Transracial adoption is when a child is adopted by a parent whose race or ethnicity is different than their own. It occurs in all forms of adoption: international, domestic infant, and foster care adoption. Some adoptive parents may think that adopting an infant will be easy, no matter what the race of the child is. The reality is that an adoptive child’s original culture needs to be respected and celebrated.
Our Story
Years ago, I loved walking into a restaurant with my whole family. Heads would turn, and I would hear gentle whispers and see the stares of other customers as if to say, “Are those all of your kids?” Perhaps they thought we were a daycare. I don’t know. My wife and I had eight kids, six of which were adopted.
People would marvel at our family, not only at its size and its diversity, but rightfully so. Our family has the following ethnicities: Jamaican, Italian, Norwegian, Puerto Rican, East Indian, and Native American. We couldn’t have planned it that way. We certainly didn’t know we would end up with such diversity. And it is a beautiful thing!
My wife and I adopted our first child in 1993 and adopted our last in 2011. We adopted from foster care and we adopted privately. We adopted because we recognized that these children had a need for a forever family. Race did not matter to me and my wife. We were not looking to build a family, we did not have fertility issues. We simply wanted to give a child a home. Little did we know the road we were about to travel.
Joys and Challenges
Having children with such diverse backgrounds is simultaneously a joy and also a challenge. We had the joy of researching and celebrating each culture and learning the national anthems, flags, and languages of each nation. Learning the national history was also insightful.
On the other hand, adopting a child with an unfamiliar culture does have its challenges. The most obvious challenge children of color face is racism. To think racism doesn’t exist because you haven’t experienced it is incorrect. Young children may not experience or process racism the same way as adults do. However, as they grow, their understanding will too.

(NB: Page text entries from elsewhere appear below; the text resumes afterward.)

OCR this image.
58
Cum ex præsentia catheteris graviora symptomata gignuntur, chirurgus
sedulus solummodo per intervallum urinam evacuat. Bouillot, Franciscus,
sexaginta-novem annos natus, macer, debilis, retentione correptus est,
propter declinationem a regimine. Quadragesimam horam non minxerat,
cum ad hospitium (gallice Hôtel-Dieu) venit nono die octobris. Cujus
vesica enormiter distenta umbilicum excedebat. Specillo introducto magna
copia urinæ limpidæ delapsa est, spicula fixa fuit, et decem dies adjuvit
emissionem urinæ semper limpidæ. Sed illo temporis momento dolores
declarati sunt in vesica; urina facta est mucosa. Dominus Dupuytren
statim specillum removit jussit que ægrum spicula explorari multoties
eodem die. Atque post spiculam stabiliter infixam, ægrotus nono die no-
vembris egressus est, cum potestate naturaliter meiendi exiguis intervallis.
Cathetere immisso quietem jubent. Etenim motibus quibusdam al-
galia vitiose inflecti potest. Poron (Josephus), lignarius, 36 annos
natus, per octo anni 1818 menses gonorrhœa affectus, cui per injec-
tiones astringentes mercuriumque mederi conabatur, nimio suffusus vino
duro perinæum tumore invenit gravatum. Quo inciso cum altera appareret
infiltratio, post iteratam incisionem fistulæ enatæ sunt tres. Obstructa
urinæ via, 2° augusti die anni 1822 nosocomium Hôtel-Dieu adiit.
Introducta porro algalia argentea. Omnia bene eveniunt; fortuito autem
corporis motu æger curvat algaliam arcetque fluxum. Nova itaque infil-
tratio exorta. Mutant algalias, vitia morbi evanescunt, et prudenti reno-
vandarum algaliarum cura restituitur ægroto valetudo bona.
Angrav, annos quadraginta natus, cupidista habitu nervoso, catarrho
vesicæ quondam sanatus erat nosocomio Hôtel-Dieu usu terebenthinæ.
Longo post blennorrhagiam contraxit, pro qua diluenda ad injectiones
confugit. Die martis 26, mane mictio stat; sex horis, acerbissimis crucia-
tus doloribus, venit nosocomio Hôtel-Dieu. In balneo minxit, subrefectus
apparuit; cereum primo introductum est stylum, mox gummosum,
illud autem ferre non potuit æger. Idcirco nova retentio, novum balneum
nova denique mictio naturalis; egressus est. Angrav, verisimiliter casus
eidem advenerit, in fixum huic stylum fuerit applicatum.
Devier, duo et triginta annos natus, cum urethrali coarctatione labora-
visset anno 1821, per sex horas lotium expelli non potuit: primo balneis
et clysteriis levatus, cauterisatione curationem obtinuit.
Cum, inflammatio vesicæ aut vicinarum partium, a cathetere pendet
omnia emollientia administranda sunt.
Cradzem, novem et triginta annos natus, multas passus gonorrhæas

We need to teach our children that while we have differences, those differences are beautiful. We need to teach our children that we are not to mock others because of those differences. And, if they are a victim, they are to report it.
A Transracial adoptive family needs to be proactive. Diversify your community and your playgroups Host gatherings in your home. Open avenues of conversation about your child’s culture with them and dispel any myths and stereotypes. Children of color can grow up to be successful, happy individuals. They can be anything they put their mind to.
Another challenge children who were adopted may face, especially as they enter school, is other children’s innocent questions. “Why do you look different from the rest of your family?” “You’re Spanish. Why don’t you speak Spanish?” “Why weren’t you born in this country?” “Why do you have that accent?” “What happened to your ‘real’ mommy?” Children have a natural curiosity. Their first instinct is to learn about their world, not to inflict hurt.
That being said, other questions may hurt your child unintentionally because it makes them feel different. Adoptive parents need to equip them with the tools they need. The simple answer to many of these questions is, “I was adopted.” As they get older, you may equip them with additional answers. As they enter their teen years, if the questions get too intense, the simple answer is, “I’d rather not talk about it right now.” The bottom line is that adoptive parents need to provide a safe place for their children to process these challenges with them. Your child needs to know that they can feel empowered to overcome the challenges they face.
Connected To Culture
It is imperative to keep a child connected to their culture. Even if you don’t, or if the child seems apathetic or indifferent now, they may change their mind later. It is also important to realize that many people of color have a history of being victimized by other races. Be sensitive and share information that is age-appropriate and developmentally appropriate.
Here are some ways to keep your child connected to their culture:
Biological Family
If you have an open adoption, you may have an opportunity to connect your child to their biological family. Different family members may have some insight into the family tree. Or, they may have a family recipe, unique to their culture, that has been handed down from generation to generation. Biological family may also be a valuable resource regarding language. They can teach simple words and phrases and teach about the family name.
Books and News Articles
Books about heroes from other ethnicities are a treasure! Your child may gain a sense of national pride from reading these books. Look for biographies or important heroes such as African American legend Jackie Robinson, who broke the color barrier in baseball; Native American Olympic Champion, Billy Mills; or Cuban American Senator from Florida, Marco Rubio. There are heroes in every culture.
Transracial Families
Lastly, set up play dates with other transracial families or families who have adopted children from different cultures. This way, your child will be given the chance to identify with racial mirrors. They will see other adopted children and realize they have something in common: a family who loves them regardless of race.
Diversity in adoption can be a beautiful thing. All children and parents are unique and have intrinsic value. Each culture has something positive to contribute to our community. Adoptive families can look past outer appearances and care for the individual child unconditionally. And that is a great thing.